Nice songs with one ugly chord?

It was a multitrack studio recording. What wound up on it and off of it was in the mixing, not really the players option. I think the players were probably just playing the song to the end with no plan. Then on mixing it might be that fagen, who had played the notes, (Which sound like he was in tune and in time) might decide then to leave it in. But really I can’t imagine any sort of musical analysis that led to it.

Steely Dan were about avoiding cliche basically, which this seems like another example of. That is expected on dan records as the baseline. Many more dan songs have these things to defeat expectations than don’t.

Well yes, that’s how recording works. You do the first cut and then refine it. You’re mistaken if you think the players have no choice in what’s kept or discarded.

Well no, most popular musicians are just reusing well-established motifs. Composing by theory is less the norm than just hammering out a tune and trying to make it work.
We analyze it after the fact to understand why it strikes us a certain way.

I don’t much see Steely Dan as anything very special, but it’s a matter of taste and historical context. They were innovative for their time. I’m just explaining how that particular little stinger sounds a bit unexpected and interesting while still fitting squarely in the framework of expectations.

Seems like it may depend on what version you hear. In some, I only hear Jimi playing the A, in others, it sounds like he sometimes double stops it. Like I only hear him bouncing around on octaves here. I managed to find the studio version, and there it is seems he he might be playing double stops, but still primarily sounds like only the A to me, with the Eb provided by the bass.

ETA: The notes are fretted as E and Bb, but he plays a half-step down, so it’s concert Eb and A. Either way, a tritone. Looking at the transcriptions online, I also see them notated as single notes for Jimi’s part. I mean, they could be played as double stops, but I don’t seem to hear that.

Multitrack recording is when you have tracks for separate instruments, done at different times, mostly before the tune is imaginable as a record. Mixing is the thing you do over again to refine until you get your record. Stray notes would be part of a particular mix. But players have no control about what may be used, unless they are consulted for the mix. Same as movie actors. Or Steely Dan sessioners in fact. There are binders full of guys whose parts didn’t get used on Dan LPs.

Donald was the composer/ producer too. So he got to mix it, which is why those notes were left on. He would have put them on even if he wasn’t the pianist, as he was the producer and responsible for the mix.

To be honest I’ve never conscously heard those notes.
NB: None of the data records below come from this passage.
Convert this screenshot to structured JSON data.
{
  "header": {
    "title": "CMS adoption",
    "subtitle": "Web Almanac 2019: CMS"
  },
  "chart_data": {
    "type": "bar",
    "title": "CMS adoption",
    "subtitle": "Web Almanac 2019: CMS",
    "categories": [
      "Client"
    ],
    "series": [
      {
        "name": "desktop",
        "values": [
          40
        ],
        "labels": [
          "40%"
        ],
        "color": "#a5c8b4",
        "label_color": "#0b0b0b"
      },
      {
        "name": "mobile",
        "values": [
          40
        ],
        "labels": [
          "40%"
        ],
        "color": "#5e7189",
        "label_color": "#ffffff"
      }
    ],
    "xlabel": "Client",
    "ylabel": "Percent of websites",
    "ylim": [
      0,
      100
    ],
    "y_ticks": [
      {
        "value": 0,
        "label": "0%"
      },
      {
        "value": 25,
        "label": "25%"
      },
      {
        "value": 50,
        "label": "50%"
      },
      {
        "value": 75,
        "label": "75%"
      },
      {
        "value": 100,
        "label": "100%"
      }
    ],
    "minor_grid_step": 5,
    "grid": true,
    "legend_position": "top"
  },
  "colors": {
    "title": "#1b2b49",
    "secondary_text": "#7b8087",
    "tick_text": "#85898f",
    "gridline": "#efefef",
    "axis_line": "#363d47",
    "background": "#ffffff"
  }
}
They seemed like a natural dan ending. It was certainly consistent with other dan tunes strategy at the end. That’s why “stinger” sounds weird to me. The piano is in tune with the steel, ending the tune relatively consonantly.

Thank you guys, that was enlightening.

j

here comes your man” by the Pixies has a crashing mess of a chord right at the beginning, which nicely sets up the rest of the song.

Apparently Steely Dan was well known for this. I read an interview with a guitarist who did sessions for them (I cannot remember which one but I am sure you would recognize the name) who said multiple players would lay down all these tracks and never find out which one was picked until the record came out. There is a video mini-documentary about the making of Peg that shows Fagen and Becker listening to various alternate guitar solos until they heard one they liked that was chosen for the record.

I have heard that tune dozens of times and never noticed that. I would call it a musical joke. It is totally out of character with the entire musical concept of the song, but it is a New Orleans honky-tonk piano flourish, and the song is about his sweetheart (or imagined sweetheart, I can never tell what’s going on in SD lyrics) in New Orleans. So out of place musically but an essential part of the storytelling.

I remember seeing that, about the solo in Peg. What a solo.

If you check the ending of Bodhisatva it ends with a big piano chord. So when it happens a little on another song, you kind of recognize the idea again, even if only unconsciously. It was only their second LP. I’m thinking that a little fagen piano at the end was his brag, and personal gesture. After you heard the one in Bodi you would be more casual about it happening again on the LP, like “Oh they like to do that”

Beatles, again:

Last verse of, “Let it Be.” Paul plays an obvious mistake on the piano. Why didn’t he fix it? Ran out of money? Ran out of time? Ran out of tracks? Why doesn’t Mr. Maudling do something about it before it is too late? Ohhhh….God…

That note has annoyed me for decades but I’m not 100% sure it was a mistake. It appeared only in that verse but it could possibly be a sus2 that resolves on the next beat. I don’t like it, but it could have been deliberate. I have never seen a statement by a Beatle or anyone involved in the recording on this.

We talked about this in at least one other thread on the Dope, and, to me, it’s clearly a flub, based on the fact that it’s only in that verse and because a simple hand positioning error explains it. (And I believe no other versions of it contain that flubbed chord.)

I have wondered about that myself. I first thought it was a mistake, then upon re-listening I could be easily be convinced it’s intentional. It’s not a difficult passage or song, so I’d be surprised if Paul goofed it. Maybe he just took a rip off the bong and said “screw it, this band is about over anyway.”

That depends on how the band is run. Some bands will have the band members all sitting around listening and having input while the mix is done.